Darrell Lum, a key figure in contemporary Hawaiian literature, captures the essence of everyday life in his poetry. Co-founder of Bamboo Ridge Press, Lum’s work delves into the nuances of Hawaiian identity and the struggles of everyday people. His poetry collection, “Pass On, No Pass Back!” explores themes of family, identity, and the complexities of living in Hawaii. Lum’s ability to infuse humor and poignancy into his verses makes his poetry accessible and relatable to readers of all backgrounds.


Eric Chock: Bridging Past and Present

Eric Chock‘s poetry bridges the past and present, intertwining the legacy of Kanaka Maoli with contemporary narratives.
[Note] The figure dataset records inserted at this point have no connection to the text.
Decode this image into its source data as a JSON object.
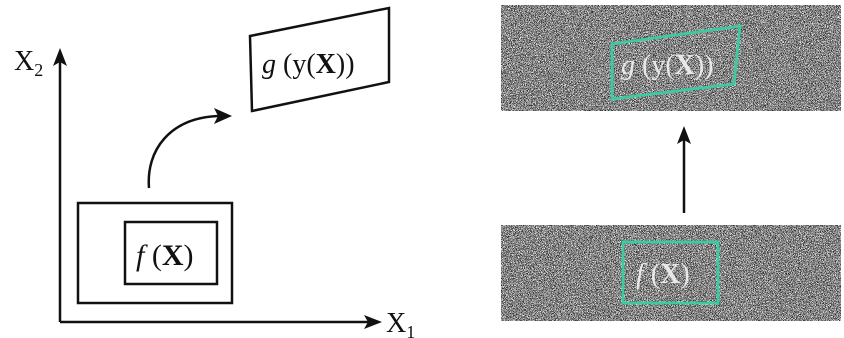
{
  "left_panel": {
    "axis_x": {
      "base": "X",
      "sub": "1"
    },
    "axis_y": {
      "base": "X",
      "sub": "2"
    },
    "source_label": {
      "func": "f",
      "open": " (",
      "var": "X",
      "close": ")"
    },
    "target_label": {
      "func": "g",
      "open": " (y(",
      "var": "X",
      "close": "))"
    }
  },
  "right_panel": {
    "source_label": {
      "func": "f",
      "open": " (",
      "var": "X",
      "close": ")"
    },
    "target_label": {
      "func": "g",
      "open": " (y(",
      "var": "X",
      "close": "))"
    },
    "highlight_color": "#40c8a0",
    "noise_base_color": "#2a2a2a"
  }
}
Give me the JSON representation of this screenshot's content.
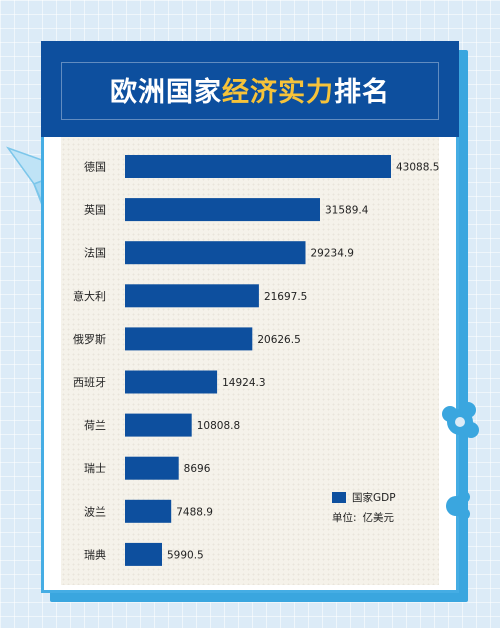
{
  "title": {
    "part1": "欧洲国家",
    "highlight": "经济实力",
    "part2": "排名"
  },
  "legend": {
    "series_name": "国家GDP",
    "unit_label": "单位:",
    "unit_value": "亿美元"
  },
  "colors": {
    "bar": "#0d4f9e",
    "header": "#0d4f9e",
    "highlight": "#f6c33a",
    "frame": "#45ade4"
  },
  "chart_data": {
    "type": "bar",
    "orientation": "horizontal",
    "categories": [
      "德国",
      "英国",
      "法国",
      "意大利",
      "俄罗斯",
      "西班牙",
      "荷兰",
      "瑞士",
      "波兰",
      "瑞典"
    ],
    "series": [
      {
        "name": "国家GDP",
        "values": [
          43088.5,
          31589.4,
          29234.9,
          21697.5,
          20626.5,
          14924.3,
          10808.8,
          8696,
          7488.9,
          5990.5
        ]
      }
    ],
    "value_labels": [
      "43088.5",
      "31589.4",
      "29234.9",
      "21697.5",
      "20626.5",
      "14924.3",
      "10808.8",
      "8696",
      "7488.9",
      "5990.5"
    ],
    "xlim": [
      0,
      43088.5
    ],
    "grid": false,
    "legend_position": "bottom-right"
  }
}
Through his works, such as “Last Days Here” and “Portraits of Grace,” Chock explores themes of memory, loss, and the enduring spirit of Hawaii. His evocative imagery and lyrical style evoke a sense of nostalgia while addressing pressing issues facing modern Hawaiian society.


Ku`ualoha Meyer Ho`omanawanui: Weaving Cultural Narratives

Ku`ualoha Meyer Ho`omanawanui’s poetry celebrates Native Hawaiian culture, language, and spirituality. Her collection “ʻĀina: A Reflection of Native Hawaiians” beautifully weaves traditional cultural narratives with contemporary themes. Ho`omanawanui’s mastery of language and deep understanding of Hawaiian mythology create a poetic tapestry that honors the ancestral wisdom of Kanaka Maoli.


Vilsoni Hereniko: A Global Perspective

Vilsoni Hereniko’s poetry reflects a global perspective while remaining deeply rooted in Hawaiian identity. His collection “Woven Gods” explores themes of colonization, identity, and the complexities of cultural exchange. Through his work, Hereniko challenges conventional narratives and offers a fresh perspective on the intersection of cultures in Hawaii and beyond.


Kathy Dee Kaleokealoha Kaloloahilani Banggo: A Voice of Empowerment

Kathy Dee Kaleokealoha Kaloloahilani Banggo’s poetry is a powerful work of empowerment, highlighting the resilience and strength of Kanaka Maoli women. Through collections like “Native Tongue” and “Navigating Destiny,” Banggo celebrates the beauty of Hawaiian culture while addressing issues of identity, gender, and social justice. Her poetry serves as a rallying cry for indigenous rights and a testament to the enduring spirit of Hawaii’s people.


In celebrating AAPI Heritage Month, let us recognize and appreciate the rich tapestry of Native Hawaiian poetry. As we embrace the diversity of AAPI cultures, may we continue to uplift and amplify the voices of Kanaka Maoli, ensuring that their stories and legacies endure for generations to come.